Corey Cook shares his experience of finding his true passion in life. He is a Master of Arts graduate from Norwich University. With so much misinformation around us on world issues, he is on quest for diverse and well-informed information reach the masses. He hopes to one day be a figure in fighting for the basic human rights of all individuals. Corey is currently an intern with MALA for the Fall 2016 semester.
“I don’t see myself as anything much.” This was my lifelong motto. Growing up in Virginia, I didn’t get many opportunities to see pass my doorstep. When you are brought up sheltered, you become accustomed to living your life without questioning the status quo. With everything I did, I lived in fear of what others thought of me, the consequences of the most inconsequential actions—never living life, only existing through the humdrum day-to-day that seemed like it would never change. I always knew that there may be something more out there for me. I didn’t know how to attain it, how to grasp it.
I minored in Japanese studies while an undergraduate at Old Dominion University. I am also conversational in Japanese. Being a psychology major, it was odd to also be minoring in Japanese studies because it didn’t seem to fit well together. At the urging of a friend, for my last semester before graduation, I decided to study abroad for a semester in Japan. I attended Kansai Gaidai University, located in Hirakata City, Osaka. At first, I was so frightened to be out of my comfort zone. When I decided to embrace the experience, it became like home. Being in Japan opened my eyes to a world outside my bubble. The interaction between students from all over the world really began me to consider a path other than psychology. Getting to know individuals from Japan, Sweden, Germany, Russia, and Colombia—to name a few—we were all genuinely receptive to each other’s background and experience wanting to know more. We were all different, yet the same.

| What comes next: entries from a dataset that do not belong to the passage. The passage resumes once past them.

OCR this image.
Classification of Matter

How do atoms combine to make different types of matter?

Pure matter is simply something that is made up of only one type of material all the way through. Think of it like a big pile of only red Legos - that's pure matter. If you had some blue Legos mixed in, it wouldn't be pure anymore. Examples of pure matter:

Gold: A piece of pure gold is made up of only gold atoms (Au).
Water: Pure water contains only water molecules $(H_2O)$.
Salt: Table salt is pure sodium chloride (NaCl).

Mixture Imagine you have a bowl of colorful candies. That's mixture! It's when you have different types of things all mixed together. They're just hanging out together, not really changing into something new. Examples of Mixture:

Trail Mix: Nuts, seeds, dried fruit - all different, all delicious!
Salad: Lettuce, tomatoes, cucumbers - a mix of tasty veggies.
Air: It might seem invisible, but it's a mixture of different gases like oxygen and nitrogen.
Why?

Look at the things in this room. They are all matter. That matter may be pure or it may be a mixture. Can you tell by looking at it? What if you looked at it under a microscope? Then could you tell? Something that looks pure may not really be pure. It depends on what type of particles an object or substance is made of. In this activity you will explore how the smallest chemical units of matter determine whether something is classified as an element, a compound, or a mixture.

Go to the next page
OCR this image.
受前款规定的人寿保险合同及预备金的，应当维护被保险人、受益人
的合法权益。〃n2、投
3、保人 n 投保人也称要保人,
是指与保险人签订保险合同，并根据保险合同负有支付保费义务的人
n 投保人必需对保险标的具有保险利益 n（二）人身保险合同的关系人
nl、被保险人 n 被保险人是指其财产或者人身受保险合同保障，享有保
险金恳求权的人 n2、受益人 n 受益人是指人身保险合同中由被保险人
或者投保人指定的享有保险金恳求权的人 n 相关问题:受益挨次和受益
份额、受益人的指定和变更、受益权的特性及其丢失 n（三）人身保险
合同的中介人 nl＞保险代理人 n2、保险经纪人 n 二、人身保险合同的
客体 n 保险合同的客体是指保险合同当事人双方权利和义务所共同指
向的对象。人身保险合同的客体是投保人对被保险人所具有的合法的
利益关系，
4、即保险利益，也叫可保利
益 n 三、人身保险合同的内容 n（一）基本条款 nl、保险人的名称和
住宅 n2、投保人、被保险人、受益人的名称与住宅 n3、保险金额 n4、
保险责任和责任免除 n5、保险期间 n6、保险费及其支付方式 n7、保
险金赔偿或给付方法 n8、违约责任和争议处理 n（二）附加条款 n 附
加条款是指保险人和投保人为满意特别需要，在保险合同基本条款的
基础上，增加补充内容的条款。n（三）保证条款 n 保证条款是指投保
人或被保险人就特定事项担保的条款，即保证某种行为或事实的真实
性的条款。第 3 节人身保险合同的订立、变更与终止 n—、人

The experience was so mind-opening that it completely changed my outlook. My curiosity in international affairs became a passion. I knew that I wanted to work in the field but I had no idea of what I wanted to accomplish and how to do so. I took time to weigh my options and formulate a plan. Eventually, I decided to go back to school to get my master’s. I attended Norwich University, receiving a Master of Arts in Diplomacy (with a concentration in International Conflict Management). This further strengthened my motivation to keep pushing forward.
My passion reached new heights this past year. This internship is important to me for a number of reasons. With the demagoguery that has presented itself in the States, I want join in combating what has been said by certain prominent figures. I believe that MALA does this very well. The organization shows how Muslim and Muslim Americans are no different from other people’s religious backgrounds. The organization realizes that people are people and they deserve respect and tolerance. Furthermore, MALA’s stance not to be discriminatory to any group based on sexual orientation, religion, etc. is also deciding factor in wanting to be associated with its cause. With my involvement with MALA, I want to communicate to people that we as humans are the same below the surface. No matter your nationality or if you are Muslim, Jewish, Christian, we all have similar dreams, hopes, fears, and go through similar difficulties. If we are aware of the world around us and well informed on various world issues, we will not likely be swayed with limited and misinformed rhetoric.
It took some time for me to break out of my shell but with focus and direction, there is no telling what I can accomplish. I am extremely excited for the road ahead. I’ve come so far but this is just the beginning.